Due to the biobehavioral and contextual consequences of trauma that stretch across generations with profound lifelong impacts, there is a clear need for change in understanding and valuing the protective functions of the family. Trauma, like other health conditions, is best addressed within a social ecological context with intervention at the level of the family being the most feasible and likely way to improve coping and break cycles of trauma.

In the trauma field we focus much attention on the stress response, but two other systems- the attachment and safety systems, are equally important to how families co-regulate and cope. Those systems help families and family members develop and maintain the ability to connect with others and use these connections to deal in healthy ways with trauma.

This day-long workshop provides an overview of family coping, including the physiology of coping, and then examines how family systems are influenced by chronic stress and trauma to alter family coping. Finally, core healing resources for families are conceptualized along with specific and related therapeutic activities that increase families’ coping resources to practice.

Learning Objectives:

  1. Integrate biopsychosocial theories to form a foundation for understanding family coping.
  2. Examine the impact of chronic stress and trauma on family coping resources.
  3. Identify at least 3 core family healing resources.
  4. Practice at least 3 therapeutic strategies for strengthening family coping resources.
  5. Use 1 new strategy in their work with families.

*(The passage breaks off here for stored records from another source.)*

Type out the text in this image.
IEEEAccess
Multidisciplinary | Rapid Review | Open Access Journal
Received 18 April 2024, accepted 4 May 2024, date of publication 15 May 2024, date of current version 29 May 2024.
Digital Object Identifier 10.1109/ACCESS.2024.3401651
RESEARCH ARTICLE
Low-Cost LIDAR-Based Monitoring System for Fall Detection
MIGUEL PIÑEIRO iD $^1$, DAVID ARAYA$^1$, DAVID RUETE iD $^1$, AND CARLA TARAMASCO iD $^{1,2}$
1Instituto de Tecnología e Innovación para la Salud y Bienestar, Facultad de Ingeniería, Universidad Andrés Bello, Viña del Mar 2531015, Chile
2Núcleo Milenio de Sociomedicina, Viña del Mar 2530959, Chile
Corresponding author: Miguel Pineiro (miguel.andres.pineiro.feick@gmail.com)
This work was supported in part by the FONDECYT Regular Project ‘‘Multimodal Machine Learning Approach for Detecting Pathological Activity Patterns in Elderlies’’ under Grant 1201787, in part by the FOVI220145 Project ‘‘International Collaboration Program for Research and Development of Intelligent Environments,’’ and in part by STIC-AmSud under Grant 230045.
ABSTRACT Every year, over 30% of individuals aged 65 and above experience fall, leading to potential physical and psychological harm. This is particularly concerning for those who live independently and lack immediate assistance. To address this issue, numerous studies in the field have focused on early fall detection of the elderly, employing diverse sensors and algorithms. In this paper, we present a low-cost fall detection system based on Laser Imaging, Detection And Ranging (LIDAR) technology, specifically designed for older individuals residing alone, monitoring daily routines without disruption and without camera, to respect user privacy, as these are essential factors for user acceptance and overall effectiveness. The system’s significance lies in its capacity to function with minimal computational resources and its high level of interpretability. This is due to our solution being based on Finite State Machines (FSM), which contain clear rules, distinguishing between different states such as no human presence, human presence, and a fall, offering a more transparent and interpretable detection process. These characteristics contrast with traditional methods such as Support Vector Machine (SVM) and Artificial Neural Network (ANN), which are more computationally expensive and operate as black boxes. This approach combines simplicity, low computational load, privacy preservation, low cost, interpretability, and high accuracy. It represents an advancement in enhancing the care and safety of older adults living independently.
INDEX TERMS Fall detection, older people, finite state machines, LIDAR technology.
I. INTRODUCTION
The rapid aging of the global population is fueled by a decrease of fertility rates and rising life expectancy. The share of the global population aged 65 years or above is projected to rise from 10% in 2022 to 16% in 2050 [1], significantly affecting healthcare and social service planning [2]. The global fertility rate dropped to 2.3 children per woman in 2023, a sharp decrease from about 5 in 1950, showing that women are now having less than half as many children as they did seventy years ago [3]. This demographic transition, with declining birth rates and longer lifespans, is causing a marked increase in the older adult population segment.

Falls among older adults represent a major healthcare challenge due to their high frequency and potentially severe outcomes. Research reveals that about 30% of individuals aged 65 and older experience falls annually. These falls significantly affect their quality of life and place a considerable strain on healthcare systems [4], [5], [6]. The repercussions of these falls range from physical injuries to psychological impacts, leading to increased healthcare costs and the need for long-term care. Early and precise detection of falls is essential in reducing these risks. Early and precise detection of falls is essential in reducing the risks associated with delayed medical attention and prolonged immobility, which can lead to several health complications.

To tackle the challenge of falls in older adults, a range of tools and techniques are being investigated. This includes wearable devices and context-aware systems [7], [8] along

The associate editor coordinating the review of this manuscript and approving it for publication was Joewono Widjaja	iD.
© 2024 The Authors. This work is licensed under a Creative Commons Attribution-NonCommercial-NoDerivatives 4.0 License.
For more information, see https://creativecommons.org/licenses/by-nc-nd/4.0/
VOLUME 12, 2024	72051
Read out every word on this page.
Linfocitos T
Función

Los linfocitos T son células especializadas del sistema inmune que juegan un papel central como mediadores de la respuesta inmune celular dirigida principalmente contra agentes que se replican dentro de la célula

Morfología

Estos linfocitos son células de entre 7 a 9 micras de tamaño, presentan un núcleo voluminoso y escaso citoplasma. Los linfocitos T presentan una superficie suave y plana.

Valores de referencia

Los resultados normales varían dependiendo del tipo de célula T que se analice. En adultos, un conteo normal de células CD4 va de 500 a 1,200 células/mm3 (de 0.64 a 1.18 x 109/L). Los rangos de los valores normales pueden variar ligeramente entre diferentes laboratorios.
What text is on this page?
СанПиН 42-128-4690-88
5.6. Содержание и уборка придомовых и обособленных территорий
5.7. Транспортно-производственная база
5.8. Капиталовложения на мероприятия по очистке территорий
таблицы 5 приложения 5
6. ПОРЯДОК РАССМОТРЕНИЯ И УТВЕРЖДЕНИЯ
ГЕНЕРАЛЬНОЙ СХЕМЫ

Research: https://sfcresources.org

Target Audience: Social workers, mental health counselors, case managers, marriage and family therapists, creative arts therapists, addictions professionals, psychologists, and other interested parties.

Customer Service

We are happy to respond to any concerns or questions you may have. Please contact us at by email at sw-ce@buffalo.edu or by phone at 716-829-5841.

ADA Accommodations: If you require any support for your ADA needs in the United States, please contact us by email at least 3 weeks prior to the event by email at sw-ce@buffalo.edu or by phone at 716-829-5841.


Laurel J Kiser, Ph.D., MBA

Laurel J. Kiser, Ph.D., M.B.A. is a psychologist and Associate Professor in the Department of Psychiatry, University of Maryland School of Medicine. Dr. Kiser served as School of Medicine Principal Investigator of the Family Informed Trauma Treatment (FITT) Center, a National Child Traumatic Stress Network Category II Center, since 2007. Dr. Kiser has expertise in the development and provision of interventions for children and families living in under-resourced, minoritized communities. She is the lead author of the conceptual model of complex trauma in families. Partnering with Charles Figley, she co-authored the second edition of Helping Traumatized Families. Her articles appear frequently in the professional literature, and she is a regular presenter and invited lecturer at national conferences.

Dr. Kiser received support from the National Institute of Mental Health and the Substance Abuse and Mental Health Services Administration to develop family-based interventions to address the high rates of trauma exposure and the prevalence of trauma-related disorders in highly vulnerable families. Strengthening Family Coping Resources: Intervention for Families Impacted by Trauma is the culmination of her 30+ years working to address the needs of this highly impacted population. She has established the non-profit Center for Strengthening Family Coping Resources to sustain the model.